Per questo motivo, la CEI afferma di avvertire “tutta la drammaticità della crisi finanziaria che ha investito molte aree del pianeta”, sottolineando che “la povertà e la mancanza del lavoro che ne derivano possono avere effetti disumanizzanti”.
“La povertà, infatti, può abbrutire e l’assenza di un lavoro sicuro può far perdere fiducia in se stessi e nella propria dignità”, osserva il Messaggio.
“Proprio perché conosciamo Cristo, la Vita vera, sappiamo riconoscere il valore della vita umana e quale minaccia sia insita in una crescente povertà di mezzi e risorse – proseguono i firmatari del testo –. Proprio perché ci sentiamo a servizio della vita donata da Cristo, abbiamo il dovere di denunciare quei meccanismi economici che, producendo povertà e creando forti disuguaglianze sociali, feriscono e offendono la vita, colpendo soprattutto i più deboli e indifesi”.
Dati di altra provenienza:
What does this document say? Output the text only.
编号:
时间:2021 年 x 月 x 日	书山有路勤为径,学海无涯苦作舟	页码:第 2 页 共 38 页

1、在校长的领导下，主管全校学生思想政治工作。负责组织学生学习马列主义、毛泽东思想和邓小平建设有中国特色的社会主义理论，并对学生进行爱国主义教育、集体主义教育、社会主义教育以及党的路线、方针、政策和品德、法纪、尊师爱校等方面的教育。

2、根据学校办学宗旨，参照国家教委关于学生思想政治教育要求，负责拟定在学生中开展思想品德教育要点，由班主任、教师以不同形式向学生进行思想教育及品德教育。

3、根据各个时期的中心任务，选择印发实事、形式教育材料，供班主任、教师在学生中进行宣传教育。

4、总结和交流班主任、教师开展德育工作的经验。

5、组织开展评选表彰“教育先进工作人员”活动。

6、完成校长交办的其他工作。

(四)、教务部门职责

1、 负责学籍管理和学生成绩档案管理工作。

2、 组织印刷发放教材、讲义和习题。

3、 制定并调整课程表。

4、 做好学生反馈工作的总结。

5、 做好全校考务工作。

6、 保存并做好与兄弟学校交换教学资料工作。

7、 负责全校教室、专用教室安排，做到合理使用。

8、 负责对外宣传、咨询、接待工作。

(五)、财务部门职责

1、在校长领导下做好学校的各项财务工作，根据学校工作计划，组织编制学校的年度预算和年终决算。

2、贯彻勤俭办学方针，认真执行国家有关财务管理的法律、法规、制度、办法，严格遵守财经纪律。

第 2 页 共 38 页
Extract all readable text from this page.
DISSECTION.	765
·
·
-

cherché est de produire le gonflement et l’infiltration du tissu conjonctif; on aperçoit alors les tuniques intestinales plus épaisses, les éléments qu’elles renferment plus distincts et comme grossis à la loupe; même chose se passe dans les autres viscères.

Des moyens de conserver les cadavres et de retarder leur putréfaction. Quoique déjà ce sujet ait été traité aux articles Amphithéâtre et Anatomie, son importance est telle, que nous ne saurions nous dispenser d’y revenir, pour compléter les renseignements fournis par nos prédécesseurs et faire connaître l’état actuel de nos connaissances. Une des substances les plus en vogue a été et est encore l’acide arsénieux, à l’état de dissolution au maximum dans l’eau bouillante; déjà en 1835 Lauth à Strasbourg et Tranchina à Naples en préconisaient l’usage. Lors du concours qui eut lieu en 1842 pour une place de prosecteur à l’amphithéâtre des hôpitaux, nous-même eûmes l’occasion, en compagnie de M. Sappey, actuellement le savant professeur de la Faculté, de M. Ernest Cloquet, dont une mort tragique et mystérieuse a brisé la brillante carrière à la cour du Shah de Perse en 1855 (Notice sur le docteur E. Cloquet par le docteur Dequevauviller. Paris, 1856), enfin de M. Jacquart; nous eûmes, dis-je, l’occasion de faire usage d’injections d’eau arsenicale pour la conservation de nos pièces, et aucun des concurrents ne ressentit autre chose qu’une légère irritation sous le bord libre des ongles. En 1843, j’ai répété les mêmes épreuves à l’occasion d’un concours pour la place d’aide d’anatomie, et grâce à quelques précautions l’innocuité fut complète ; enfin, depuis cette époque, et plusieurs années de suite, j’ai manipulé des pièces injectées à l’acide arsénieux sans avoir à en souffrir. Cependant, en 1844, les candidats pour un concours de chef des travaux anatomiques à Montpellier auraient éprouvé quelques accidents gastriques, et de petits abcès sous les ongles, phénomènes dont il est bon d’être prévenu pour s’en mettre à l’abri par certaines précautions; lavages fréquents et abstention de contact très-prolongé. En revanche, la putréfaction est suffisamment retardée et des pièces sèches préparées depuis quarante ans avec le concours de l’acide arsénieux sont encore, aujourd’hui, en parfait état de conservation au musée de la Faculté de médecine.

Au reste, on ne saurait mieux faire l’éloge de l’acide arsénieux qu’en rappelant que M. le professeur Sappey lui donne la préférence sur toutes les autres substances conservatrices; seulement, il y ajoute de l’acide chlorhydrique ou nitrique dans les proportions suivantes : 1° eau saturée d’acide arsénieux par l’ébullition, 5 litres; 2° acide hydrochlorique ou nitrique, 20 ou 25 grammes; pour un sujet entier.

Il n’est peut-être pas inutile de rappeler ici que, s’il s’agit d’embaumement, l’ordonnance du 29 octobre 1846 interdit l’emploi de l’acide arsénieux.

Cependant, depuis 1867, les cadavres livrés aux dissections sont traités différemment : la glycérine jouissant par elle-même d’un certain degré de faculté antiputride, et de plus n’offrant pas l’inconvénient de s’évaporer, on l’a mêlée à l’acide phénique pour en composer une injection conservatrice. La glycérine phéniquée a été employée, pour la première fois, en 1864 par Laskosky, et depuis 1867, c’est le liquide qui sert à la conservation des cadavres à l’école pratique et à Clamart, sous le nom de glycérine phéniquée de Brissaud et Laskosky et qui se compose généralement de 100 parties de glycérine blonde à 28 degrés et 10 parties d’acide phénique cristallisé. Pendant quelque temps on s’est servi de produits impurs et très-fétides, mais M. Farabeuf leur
Solidarietà per dissuadere dall’aborto
La crisi economica che il mondo sta attraversando può tuttavia costituire “un’occasione di crescita”, osservano i Vescovi, perché “spinge a riscoprire la bellezza della condivisione e della capacità di prenderci cura gli uni degli altri” e “fa capire che non è la ricchezza economica a costituire la dignità della vita, perché la vita stessa è la prima radicale ricchezza, e perciò va strenuamente difesa in ogni suo stadio”.
A questo proposito, il Messaggio denuncia “ancora una volta, senza cedimenti sul piano del giudizio etico, il delitto dell’aborto”, constatando che “sarebbe assai povera ed egoista una società che, sedotta dal benessere, dimenticasse che la vita è il bene più grande”.
“Proprio il momento che attraversiamo ci spinge a essere ancora più solidali con quelle madri che, spaventate dallo spettro della recessione economica, possono essere tentate di rinunciare o interrompere la gravidanza, e ci impegna a manifestare concretamente loro aiuto e vicinanza”, ricordano i presuli.
“Ci fa ricordare che, nella ricchezza o nella povertà, nessuno è padrone della propria vita e tutti siamo chiamati a custodirla e rispettarla come un tesoro prezioso dal momento del concepimento fino al suo spegnersi naturale”, conclude il testo.